A small question. Why does the strided convolution win against naive subsampling exactly when the stride is greater than 1? The picture has noise that flickers from pixel to pixel. Naive subsampling at stride 2 picks one of those noisy pixels every other position and writes it down, so half the noise gets through and looks like signal. The strided convolution averages a 3x3 patch into one number first, which cancels the flicker before stride lands on its grid. Aliasing is the formal name for noise pretending to be signal once you sample too sparsely. The blur is what kills it. The same trick is why a digital camera puts a low-pass filter in front of the sensor before the sensor samples the light at its fixed pixel grid.

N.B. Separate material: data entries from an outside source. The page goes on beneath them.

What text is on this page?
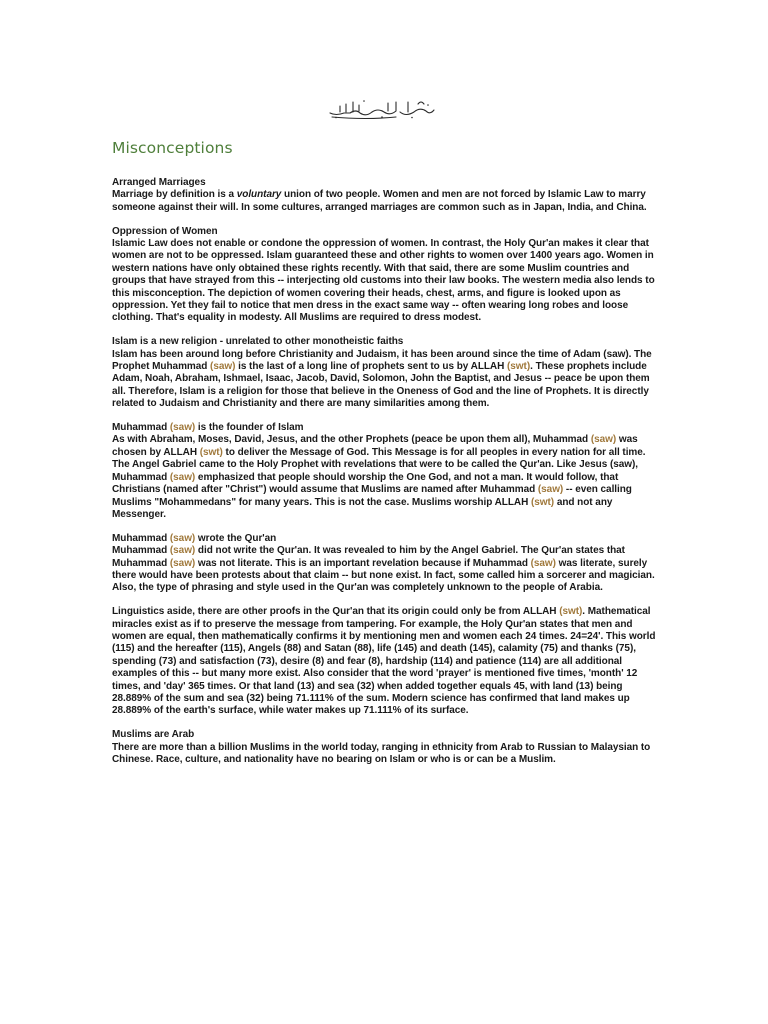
Misconceptions
Arranged Marriages

Marriage by definition is a voluntary union of two people. Women and men are not forced by Islamic Law to marry someone against their will. In some cultures, arranged marriages are common such as in Japan, India, and China.

Oppression of Women

Islamic Law does not enable or condone the oppression of women. In contrast, the Holy Qur'an makes it clear that women are not to be oppressed. Islam guaranteed these and other rights to women over 1400 years ago. Women in western nations have only obtained these rights recently. With that said, there are some Muslim countries and groups that have strayed from this -- interjecting old customs into their law books. The western media also lends to this misconception. The depiction of women covering their heads, chest, arms, and figure is looked upon as oppression. Yet they fail to notice that men dress in the exact same way -- often wearing long robes and loose clothing. That's equality in modesty. All Muslims are required to dress modest.

Islam is a new religion - unrelated to other monotheistic faiths

Islam has been around long before Christianity and Judaism, it has been around since the time of Adam (saw). The Prophet Muhammad (saw) is the last of a long line of prophets sent to us by ALLAH (swt). These prophets include Adam, Noah, Abraham, Ishmael, Isaac, Jacob, David, Solomon, John the Baptist, and Jesus -- peace be upon them all. Therefore, Islam is a religion for those that believe in the Oneness of God and the line of Prophets. It is directly related to Judaism and Christianity and there are many similarities among them.

Muhammad (saw) is the founder of Islam

As with Abraham, Moses, David, Jesus, and the other Prophets (peace be upon them all), Muhammad (saw) was chosen by ALLAH (swt) to deliver the Message of God. This Message is for all peoples in every nation for all time. The Angel Gabriel came to the Holy Prophet with revelations that were to be called the Qur'an. Like Jesus (saw), Muhammad (saw) emphasized that people should worship the One God, and not a man. It would follow, that Christians (named after "Christ") would assume that Muslims are named after Muhammad (saw) -- even calling Muslims "Mohammedans" for many years. This is not the case. Muslims worship ALLAH (swt) and not any Messenger.

Muhammad (saw) wrote the Qur'an

Muhammad (saw) did not write the Qur'an. It was revealed to him by the Angel Gabriel. The Qur'an states that Muhammad (saw) was not literate. This is an important revelation because if Muhammad (saw) was literate, surely there would have been protests about that claim -- but none exist. In fact, some called him a sorcerer and magician. Also, the type of phrasing and style used in the Qur'an was completely unknown to the people of Arabia.

Linguistics aside, there are other proofs in the Qur'an that its origin could only be from ALLAH (swt). Mathematical miracles exist as if to preserve the message from tampering. For example, the Holy Qur'an states that men and women are equal, then mathematically confirms it by mentioning men and women each 24 times. 24=24'. This world (115) and the hereafter (115), Angels (88) and Satan (88), life (145) and death (145), calamity (75) and thanks (75), spending (73) and satisfaction (73), desire (8) and fear (8), hardship (114) and patience (114) are all additional examples of this -- but many more exist. Also consider that the word 'prayer' is mentioned five times, 'month' 12 times, and 'day' 365 times. Or that land (13) and sea (32) when added together equals 45, with land (13) being 28.889% of the sum and sea (32) being 71.111% of the sum. Modern science has confirmed that land makes up 28.889% of the earth's surface, while water makes up 71.111% of its surface.

Muslims are Arab

There are more than a billion Muslims in the world today, ranging in ethnicity from Arab to Russian to Malaysian to Chinese. Race, culture, and nationality have no bearing on Islam or who is or can be a Muslim.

Same input, two ways to shrink it. Strided convolution averages a 3x3 patch first and keeps 0.480 correlation. Naive subsampling stares straight at every other pixel and drops to 0.358 because the noise aliases through.

The box-blur kernel here is hand-picked: nine equal weights. Make those nine weights trainable instead and you get exactly the stride-2 convolution that lives inside a ResNet downsampling block. The forward pass is the same loop. The backward pass is the same loop with the upstream gradient swapped in for the kernel weight, the way the previous lesson built it. Gradient descent picks the nine numbers that keep the most useful signal at half the resolution for whatever task you train it on. That is what Striving for Simplicity meant by replacing pooling with strided convolution: trade a fixed averaging operation for a learned one and let the network decide what to throw away.

The pyramid printed at the end of the project run shows the same image at four resolutions stacked from full down to 8x8. Each level is half the previous level's compute on every layer above it. A network that reads a 224x224 photo and ends with a 7x7 feature map went down 5 strides of 2 to get there — 224 to 112 to 56 to 28 to 14 to 7 — and at each step every following layer ran on a quarter of the area. This is the staircase that lets a 50-layer ResNet finish in milliseconds on a single GPU.

Stride downsamples while learning what to keep. The next lesson does the opposite: it downsamples without any weights at all, by asking each window for the strongest signal it saw and throwing the position away.